RaspBerry Pi 3 NAS Build

  • Hello,


    I hope this hasn't already been answered, as I can't seem to find the information I am looking for. I have a Raspberry Pi 3 Model B which I would like to use as a NAS for a small office workgroup of 15 Users and PCs.


    What I need help with is how many external Harddrives can I connect to the PI and is there a limit on the capacity of the Harddrives? I was thinking of getting 4 self powered 6TB external harddrives. 2 would be used for SMB/CIFS Shares and the other two would be to mirror the data on the two drives.


    I am using OpenMediaVault version 3.0.59 on a 16gb Flash Drive.


    Thank you

  • I have connected 4 external drives to the Pi already and it worked fine.
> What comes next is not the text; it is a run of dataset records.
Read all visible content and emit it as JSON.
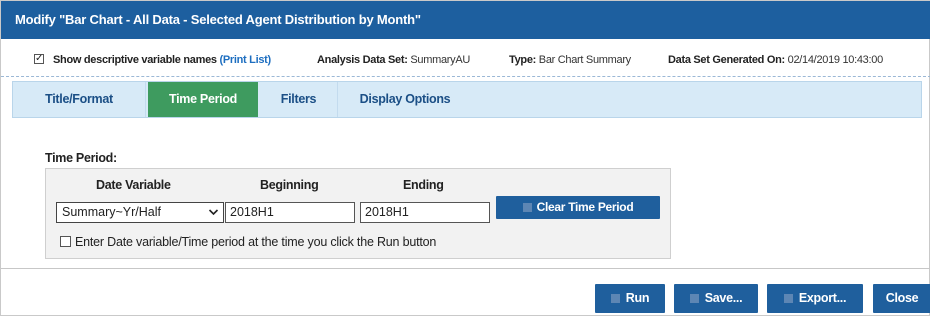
{
  "dialog": {
    "title": "Modify \"Bar Chart - All Data - Selected Agent Distribution by Month\""
  },
  "info": {
    "show_names_label": "Show descriptive variable names",
    "print_list_link": "(Print List)",
    "analysis_label": "Analysis Data Set:",
    "analysis_value": "SummaryAU",
    "type_label": "Type:",
    "type_value": "Bar Chart Summary",
    "generated_label": "Data Set Generated On:",
    "generated_value": "02/14/2019 10:43:00"
  },
  "tabs": [
    {
      "label": "Title/Format",
      "active": false
    },
    {
      "label": "Time Period",
      "active": true
    },
    {
      "label": "Filters",
      "active": false
    },
    {
      "label": "Display Options",
      "active": false
    }
  ],
  "time_period": {
    "section_title": "Time Period:",
    "date_variable_header": "Date Variable",
    "beginning_header": "Beginning",
    "ending_header": "Ending",
    "date_variable_value": "Summary~Yr/Half",
    "beginning_value": "2018H1",
    "ending_value": "2018H1",
    "clear_button": "Clear Time Period",
    "enter_at_runtime_label": "Enter Date variable/Time period at the time you click the Run button"
  },
  "footer": {
    "run": "Run",
    "save": "Save...",
    "export": "Export...",
    "close": "Close"
  },
  "colors": {
    "title_bar": "#1d5f9f",
    "active_tab": "#3e9b5f",
    "tab_strip": "#d7eaf7",
    "button": "#1f5f9d"
  }
}
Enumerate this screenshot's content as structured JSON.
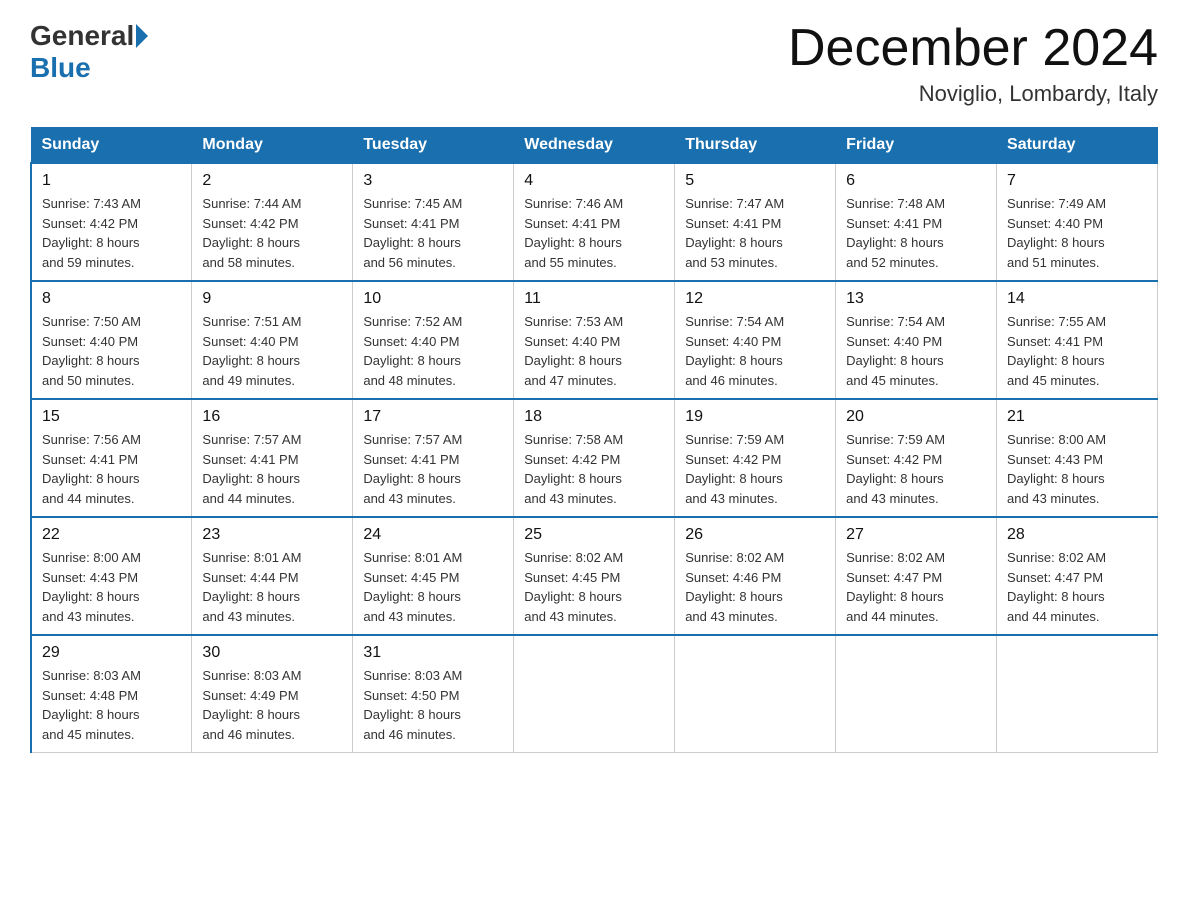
{
  "header": {
    "logo_general": "General",
    "logo_blue": "Blue",
    "month_title": "December 2024",
    "location": "Noviglio, Lombardy, Italy"
  },
  "days_of_week": [
    "Sunday",
    "Monday",
    "Tuesday",
    "Wednesday",
    "Thursday",
    "Friday",
    "Saturday"
  ],
  "weeks": [
    [
      {
        "day": 1,
        "sunrise": "7:43 AM",
        "sunset": "4:42 PM",
        "daylight": "8 hours and 59 minutes."
      },
      {
        "day": 2,
        "sunrise": "7:44 AM",
        "sunset": "4:42 PM",
        "daylight": "8 hours and 58 minutes."
      },
      {
        "day": 3,
        "sunrise": "7:45 AM",
        "sunset": "4:41 PM",
        "daylight": "8 hours and 56 minutes."
      },
      {
        "day": 4,
        "sunrise": "7:46 AM",
        "sunset": "4:41 PM",
        "daylight": "8 hours and 55 minutes."
      },
      {
        "day": 5,
        "sunrise": "7:47 AM",
        "sunset": "4:41 PM",
        "daylight": "8 hours and 53 minutes."
      },
      {
        "day": 6,
        "sunrise": "7:48 AM",
        "sunset": "4:41 PM",
        "daylight": "8 hours and 52 minutes."
      },
      {
        "day": 7,
        "sunrise": "7:49 AM",
        "sunset": "4:40 PM",
        "daylight": "8 hours and 51 minutes."
      }
    ],
    [
      {
        "day": 8,
        "sunrise": "7:50 AM",
        "sunset": "4:40 PM",
        "daylight": "8 hours and 50 minutes."
      },
      {
        "day": 9,
        "sunrise": "7:51 AM",
        "sunset": "4:40 PM",
        "daylight": "8 hours and 49 minutes."
      },
      {
        "day": 10,
        "sunrise": "7:52 AM",
        "sunset": "4:40 PM",
        "daylight": "8 hours and 48 minutes."
      },
      {
        "day": 11,
        "sunrise": "7:53 AM",
        "sunset": "4:40 PM",
        "daylight": "8 hours and 47 minutes."
      },
      {
        "day": 12,
        "sunrise": "7:54 AM",
        "sunset": "4:40 PM",
        "daylight": "8 hours and 46 minutes."
      },
      {
        "day": 13,
        "sunrise": "7:54 AM",
        "sunset": "4:40 PM",
        "daylight": "8 hours and 45 minutes."
      },
      {
        "day": 14,
        "sunrise": "7:55 AM",
        "sunset": "4:41 PM",
        "daylight": "8 hours and 45 minutes."
      }
    ],
    [
      {
        "day": 15,
        "sunrise": "7:56 AM",
        "sunset": "4:41 PM",
        "daylight": "8 hours and 44 minutes."
      },
      {
        "day": 16,
        "sunrise": "7:57 AM",
        "sunset": "4:41 PM",
        "daylight": "8 hours and 44 minutes."
      },
      {
        "day": 17,
        "sunrise": "7:57 AM",
        "sunset": "4:41 PM",
        "daylight": "8 hours and 43 minutes."
      },
      {
        "day": 18,
        "sunrise": "7:58 AM",
        "sunset": "4:42 PM",
        "daylight": "8 hours and 43 minutes."
      },
      {
        "day": 19,
        "sunrise": "7:59 AM",
        "sunset": "4:42 PM",
        "daylight": "8 hours and 43 minutes."
      },
      {
        "day": 20,
        "sunrise": "7:59 AM",
        "sunset": "4:42 PM",
        "daylight": "8 hours and 43 minutes."
      },
      {
        "day": 21,
        "sunrise": "8:00 AM",
        "sunset": "4:43 PM",
        "daylight": "8 hours and 43 minutes."
      }
    ],
    [
      {
        "day": 22,
        "sunrise": "8:00 AM",
        "sunset": "4:43 PM",
        "daylight": "8 hours and 43 minutes."
      },
      {
        "day": 23,
        "sunrise": "8:01 AM",
        "sunset": "4:44 PM",
        "daylight": "8 hours and 43 minutes."
      },
      {
        "day": 24,
        "sunrise": "8:01 AM",
        "sunset": "4:45 PM",
        "daylight": "8 hours and 43 minutes."
      },
      {
        "day": 25,
        "sunrise": "8:02 AM",
        "sunset": "4:45 PM",
        "daylight": "8 hours and 43 minutes."
      },
      {
        "day": 26,
        "sunrise": "8:02 AM",
        "sunset": "4:46 PM",
        "daylight": "8 hours and 43 minutes."
      },
      {
        "day": 27,
        "sunrise": "8:02 AM",
        "sunset": "4:47 PM",
        "daylight": "8 hours and 44 minutes."
      },
      {
        "day": 28,
        "sunrise": "8:02 AM",
        "sunset": "4:47 PM",
        "daylight": "8 hours and 44 minutes."
      }
    ],
    [
      {
        "day": 29,
        "sunrise": "8:03 AM",
        "sunset": "4:48 PM",
        "daylight": "8 hours and 45 minutes."
      },
      {
        "day": 30,
        "sunrise": "8:03 AM",
        "sunset": "4:49 PM",
        "daylight": "8 hours and 46 minutes."
      },
      {
        "day": 31,
        "sunrise": "8:03 AM",
        "sunset": "4:50 PM",
        "daylight": "8 hours and 46 minutes."
      },
      null,
      null,
      null,
      null
    ]
  ],
  "labels": {
    "sunrise": "Sunrise:",
    "sunset": "Sunset:",
    "daylight": "Daylight:"
  }
}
Prerequisite is that the Drives are selfpowered or that you are using an active USB hub with appropriate powersupply (app. 3,5 ampere).
    I doubt, that the Pi is capable to deal with 15 users in parallel, because the USB interface and the Ethernet port are shareing the same internal interface and are therefore quite slow.
    All really depends on the filesizes and the activity of the users.

  • I have a Raspberry Pi 3 Model B which I would like to use as a NAS for a small office workgroup of 15 Users and PCs.

    Those users will hate you soon :)


    Raspberries are way too limited to be used in such a scenario, due to the physical bus limitation you can't even fix the situation with an USB Gigabit Ethernet dongle (unlike with other small and less expensive SBC): https://forum.armbian.com/inde…findComment&comment=28835


    Forget about the performance numbers there if you want to use multiple disks (or be prepared to read a lot about USB troubleshooting, 'congestion' and why a shared bus dramatically further decreases performance if concurrent access happens).


    The only ARM boards capable of providing 4 disks with reasonable performance are currently Solid-Run's Clearfog Pro (with additional mPCIe SATA controllers) or Helios4 board (not so surprisingly) relying on the same MicroSOM (the 'engine'): https://forum.armbian.com/inde…findComment&comment=31957

  • In a professional environment, with that much data, do yourself a favor: bite the bullet and build a proper server.


    Anything based on an RPI will be a kludge and will lack performance and reliability. Once you add power supplies, USB enclosures, cases and cables, it won't be significantly cheaper than something like an HP microserver or a proper home-built Intel-based server.

    • Offizieller Beitrag

    I agree with the advice in this thread.


    If you're serving files to 15 users and you're trying to do it on a tight budget, consider this economy server. - > Thinkserver TS140 This particular version has an 3.5GZ Intel Core I3. (For $225 or so, you'd have a hard time doing better.) For a bit more, you could get the version with a Xeon processor to bump up performance. Unlike the R-PI, the TS140 has a 1GB Ethernet interface which will also make a big difference in a production environment. With nothing to build, just add a few components, it would be easy to get it up and running. All you'd have to do is get a couple drives, install OMV (you could use a USB 3.0 flash drive for OMV), and you're on your way. (Another 4GB ECC RAM module, for a total of 8GB, is not a bad idea either. They can be had on E-bay for $25 to $30.)
    In the bottom line, the price point is hard to beat and it's better suited to the purpose than an R-PI.


    I'm running an R-PI2 as a backup file server, with a single 4TB USB powered WD "Mypassport".
    (An R-PI can power a single 2.5" drive. Other than one 2.5" USB drive, more drives would have to be self powered or hub powered.)


    Basically my R-PI is replicating LAN shares with Rsync. I have Samba shares already setup on the R-PI so that if something goes wrong with my primary server, I can be backup up in a matter of minutes. (Just activate the Samba shares.) In that role, as a data backup server, the R-PI is not a bad idea. For more than 2 or 3 users, however, the 100mbs Ethernet interface is "limiting".